Your entitled to your own methods of living life, but I feel like giving your children "no privacy" is a bit of an extreme approach. Have an open conversation with your children - let them know the expectations and the consequences of not adhering to those expectations because instead of actually communicating with your children, it sounds like you stalk them instead to manipulate them emotionally. Were your phone calls and private conversations monitored as a kid/young adult? Not allowing children to have a safe private place where they can just chat to their friends can be emotionally cramping. I'm not sure how old your children are, they could be 6 and 8 y.o for all I know, but rummaging through their things either in real life or digitally can cause a lot of problems later on if they are older.

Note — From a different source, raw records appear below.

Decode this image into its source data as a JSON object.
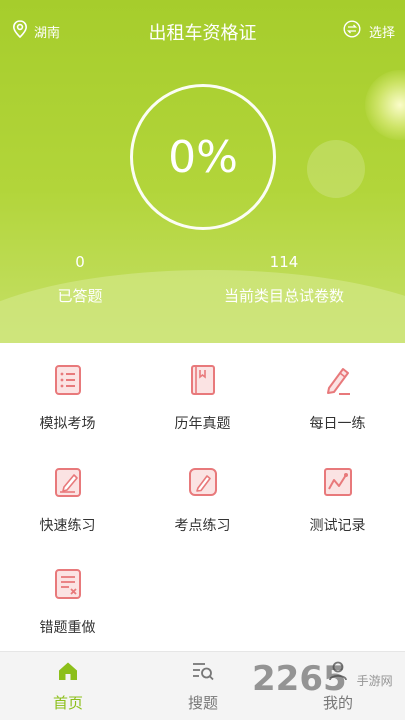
{
  "header": {
    "location": "湖南",
    "title": "出租车资格证",
    "choose_label": "选择"
  },
  "progress": {
    "percent_text": "0%",
    "percent": 0
  },
  "stats": {
    "answered": {
      "value": "0",
      "label": "已答题"
    },
    "total": {
      "value": "114",
      "label": "当前类目总试卷数"
    }
  },
  "menu": [
    {
      "label": "模拟考场",
      "icon": "list-sheet-icon"
    },
    {
      "label": "历年真题",
      "icon": "book-icon"
    },
    {
      "label": "每日一练",
      "icon": "pencil-icon"
    },
    {
      "label": "快速练习",
      "icon": "edit-note-icon"
    },
    {
      "label": "考点练习",
      "icon": "pen-square-icon"
    },
    {
      "label": "测试记录",
      "icon": "line-chart-icon"
    },
    {
      "label": "错题重做",
      "icon": "error-note-icon"
    }
  ],
  "tabbar": {
    "home": "首页",
    "search": "搜题",
    "mine": "我的"
  },
  "watermark": {
    "brand": "2265",
    "site": "手游网"
  },
  "colors": {
    "accent_green": "#a6cd2c",
    "icon_red": "#e8797b",
    "active_tab": "#8cbf1a"
  }
}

It also depends on the approach. Do they get in trouble if they're talking to someone from school you don't approve of? Do they get in trouble if they vent about how they don't like one of the other girls at school and don't want to sit with her anymore? Do they get in trouble if they're "dating" someone?
Not allowing your kids to have any privacy isn't something your children will “understand” later; you may not be forgiven, you will not be confided in. You will create trust issues for your children for their future relationships. As you said yourself there's private things you don't even want your own children to see. Private conversations about *them*. What is there to hide? Nothing? You probably just don't want people going through your personal stuff and have someone call you out and analyse everything you do. It's the same for anyone. Even kids.

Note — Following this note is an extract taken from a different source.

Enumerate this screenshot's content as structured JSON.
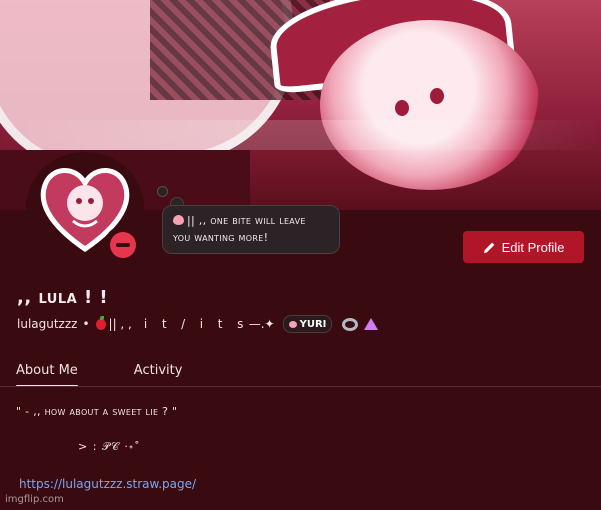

If you violate your child's privacy in this way you'll never earn their trust, you're just creating a better liar. If they get in trouble for texting someone - they'll just delete the texts from that person so you don't see them. If they get in trouble for calling someone you don't approve of - they'll just use their friends phone to make the call next time.

The children are elementary school and most of the open communication is to prevent them from being pulled back into what was once an abusive situation ( they do not understand how bad it was, they think much of the adult's behavior was normal, it wasn't). They love and stay in touch with their abuser but that person is sneaky, manipulative and vindictive . They do not have phones and cannot text anyone except on the tablet. If any texts are hidden or deleted they will lose that privilege. They can talk to to their friends in private at school or during playdates, even then an adult is often in hearing distance. When they are mature enough to recognize emotional abuse and we are 100% positive they will report physical abuse ( and not be afraid of getting the person in trouble) then they will be given more freedom.

They do not talk on the phone to anyone we don't know and are far to young to consider dating. As for venting, that's fine, we encourage them to talk about who or what is bothering them. If a situation goes to far we will intervene.

As for my rights as a child. I grew up pre cell phone and did not talk on the phone privately until I was older than they are.